2011 de sona erdirilmesi planlanıyor.
Bilanço kan ve gözyaşı.
Esas sebebin petrol ve uyuşturucu olduğu öne sürülüyor.
C. SONUÇ
Sonuç olarak 1945 ile günümüz arasında süregelen Amerikan hegemonyasını üç ana döneme bölebiliriz.
• 1945 – 1973 arası dönem.
Bretton Woods toplantıları ve Marshall planı vasıtası ile ABD hegomanya kurmaya çalışmıştır.
Bu dönemde Amerika ve müttefikleri uygulamaya konan plan üzerinde hemfikirlerdir.
Sovyetleri saymazsak, ABD ’ye kendi müttefikleri içinde muhalefet yok gibidir.
• 1973 – 1999 arası dönem.
Bu dönemde, altın standardı tamamen terk edilmiş, ABD doların sırtını petrole yaslamıştır.

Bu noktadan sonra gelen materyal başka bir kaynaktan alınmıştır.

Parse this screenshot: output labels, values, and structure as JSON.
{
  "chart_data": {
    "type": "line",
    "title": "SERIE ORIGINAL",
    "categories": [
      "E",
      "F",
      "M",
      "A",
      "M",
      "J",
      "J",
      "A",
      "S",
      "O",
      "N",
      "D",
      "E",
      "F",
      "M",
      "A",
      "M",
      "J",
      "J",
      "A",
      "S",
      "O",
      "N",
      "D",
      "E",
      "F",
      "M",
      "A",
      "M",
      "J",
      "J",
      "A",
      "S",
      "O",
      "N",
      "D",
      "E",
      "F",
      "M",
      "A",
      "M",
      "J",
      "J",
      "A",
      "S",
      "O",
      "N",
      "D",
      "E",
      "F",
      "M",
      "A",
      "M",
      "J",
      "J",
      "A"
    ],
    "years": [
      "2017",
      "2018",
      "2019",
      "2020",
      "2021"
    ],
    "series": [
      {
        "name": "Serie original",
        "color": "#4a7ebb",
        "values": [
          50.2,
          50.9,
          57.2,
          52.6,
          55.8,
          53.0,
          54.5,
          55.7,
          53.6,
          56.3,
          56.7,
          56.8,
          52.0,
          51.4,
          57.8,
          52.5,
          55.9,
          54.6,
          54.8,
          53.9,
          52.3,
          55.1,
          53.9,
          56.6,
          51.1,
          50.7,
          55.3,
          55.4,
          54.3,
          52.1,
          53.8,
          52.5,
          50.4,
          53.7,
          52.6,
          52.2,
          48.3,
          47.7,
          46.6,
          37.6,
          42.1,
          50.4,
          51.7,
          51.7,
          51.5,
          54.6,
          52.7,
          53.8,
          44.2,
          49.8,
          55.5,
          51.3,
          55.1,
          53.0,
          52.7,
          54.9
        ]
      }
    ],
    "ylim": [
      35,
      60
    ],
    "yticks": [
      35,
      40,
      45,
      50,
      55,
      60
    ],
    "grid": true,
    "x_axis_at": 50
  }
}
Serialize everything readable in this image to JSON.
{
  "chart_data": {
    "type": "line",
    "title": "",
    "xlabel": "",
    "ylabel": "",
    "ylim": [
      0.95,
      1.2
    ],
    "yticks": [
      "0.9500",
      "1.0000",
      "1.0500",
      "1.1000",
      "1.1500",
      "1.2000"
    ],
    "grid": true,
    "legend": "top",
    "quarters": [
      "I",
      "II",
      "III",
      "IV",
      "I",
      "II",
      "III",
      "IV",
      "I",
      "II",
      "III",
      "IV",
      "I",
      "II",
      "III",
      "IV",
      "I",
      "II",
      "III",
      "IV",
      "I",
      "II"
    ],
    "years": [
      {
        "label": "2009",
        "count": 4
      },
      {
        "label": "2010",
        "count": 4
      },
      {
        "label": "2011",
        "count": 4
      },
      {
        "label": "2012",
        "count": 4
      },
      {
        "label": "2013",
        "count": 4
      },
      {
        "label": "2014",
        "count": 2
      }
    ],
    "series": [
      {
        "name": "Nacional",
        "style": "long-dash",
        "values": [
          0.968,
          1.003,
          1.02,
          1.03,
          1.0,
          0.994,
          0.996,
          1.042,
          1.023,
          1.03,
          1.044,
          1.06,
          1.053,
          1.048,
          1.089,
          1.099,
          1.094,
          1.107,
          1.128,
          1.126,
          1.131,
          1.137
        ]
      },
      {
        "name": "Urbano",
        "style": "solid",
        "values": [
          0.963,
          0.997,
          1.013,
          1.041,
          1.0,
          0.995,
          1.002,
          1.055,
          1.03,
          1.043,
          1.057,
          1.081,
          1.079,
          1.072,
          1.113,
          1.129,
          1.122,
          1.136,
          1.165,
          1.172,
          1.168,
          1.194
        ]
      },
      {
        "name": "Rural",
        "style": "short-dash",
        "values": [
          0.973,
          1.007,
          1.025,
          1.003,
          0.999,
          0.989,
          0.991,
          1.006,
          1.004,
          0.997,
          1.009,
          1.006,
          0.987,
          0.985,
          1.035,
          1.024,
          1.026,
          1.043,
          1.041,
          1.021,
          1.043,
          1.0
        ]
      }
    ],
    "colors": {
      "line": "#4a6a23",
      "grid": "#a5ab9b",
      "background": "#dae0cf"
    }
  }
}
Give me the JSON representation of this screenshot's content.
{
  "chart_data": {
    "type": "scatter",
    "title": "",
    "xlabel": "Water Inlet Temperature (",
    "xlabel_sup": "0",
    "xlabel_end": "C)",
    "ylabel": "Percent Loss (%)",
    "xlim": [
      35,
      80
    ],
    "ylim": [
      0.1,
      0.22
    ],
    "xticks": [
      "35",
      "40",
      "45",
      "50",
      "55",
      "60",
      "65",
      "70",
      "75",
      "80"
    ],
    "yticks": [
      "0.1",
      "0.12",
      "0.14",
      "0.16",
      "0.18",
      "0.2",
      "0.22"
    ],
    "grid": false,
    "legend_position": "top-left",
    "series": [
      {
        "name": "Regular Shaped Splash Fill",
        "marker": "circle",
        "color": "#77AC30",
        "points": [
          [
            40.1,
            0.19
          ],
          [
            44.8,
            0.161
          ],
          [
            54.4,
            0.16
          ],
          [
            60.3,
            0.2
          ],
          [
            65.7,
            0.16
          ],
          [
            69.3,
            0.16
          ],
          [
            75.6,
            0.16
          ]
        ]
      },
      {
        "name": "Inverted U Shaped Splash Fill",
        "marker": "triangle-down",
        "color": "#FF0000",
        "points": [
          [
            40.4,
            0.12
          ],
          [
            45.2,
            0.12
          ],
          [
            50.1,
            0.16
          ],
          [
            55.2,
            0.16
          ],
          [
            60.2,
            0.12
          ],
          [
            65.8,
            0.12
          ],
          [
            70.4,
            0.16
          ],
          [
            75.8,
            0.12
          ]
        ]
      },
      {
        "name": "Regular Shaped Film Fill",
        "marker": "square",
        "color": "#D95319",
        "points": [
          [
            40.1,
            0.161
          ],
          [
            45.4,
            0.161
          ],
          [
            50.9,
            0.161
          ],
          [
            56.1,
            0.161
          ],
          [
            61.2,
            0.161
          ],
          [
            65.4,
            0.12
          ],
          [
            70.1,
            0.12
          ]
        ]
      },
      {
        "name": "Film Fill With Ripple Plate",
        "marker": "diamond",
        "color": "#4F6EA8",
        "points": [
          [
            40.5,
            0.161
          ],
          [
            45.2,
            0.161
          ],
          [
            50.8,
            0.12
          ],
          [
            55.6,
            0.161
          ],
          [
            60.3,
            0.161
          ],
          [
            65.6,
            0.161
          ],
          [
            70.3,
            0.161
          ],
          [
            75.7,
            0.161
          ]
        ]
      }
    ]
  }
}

• 1999’dan bugüne kadarki dönem.
Bu dönemde ABD ’ye kendi müttefikleri içersinde dahi ciddi muhalefet ortaya çıkmış, ABD artık tam bir emperyal güç gibi tek başına hareket etmeye başlamıştır.
Avrupa birliği ve Uzakdoğu ile yaşanan rekabet ve ilişki doğrultusunda politikalar oluşturulmuş, saldırmasını beklemeden saldır politikası sayesinde herhangi bir ülkeye tam olarak geçerli neden öne sürülmeden saldırma ve işgal etme stratejisini uygulanmaya başlamıştır.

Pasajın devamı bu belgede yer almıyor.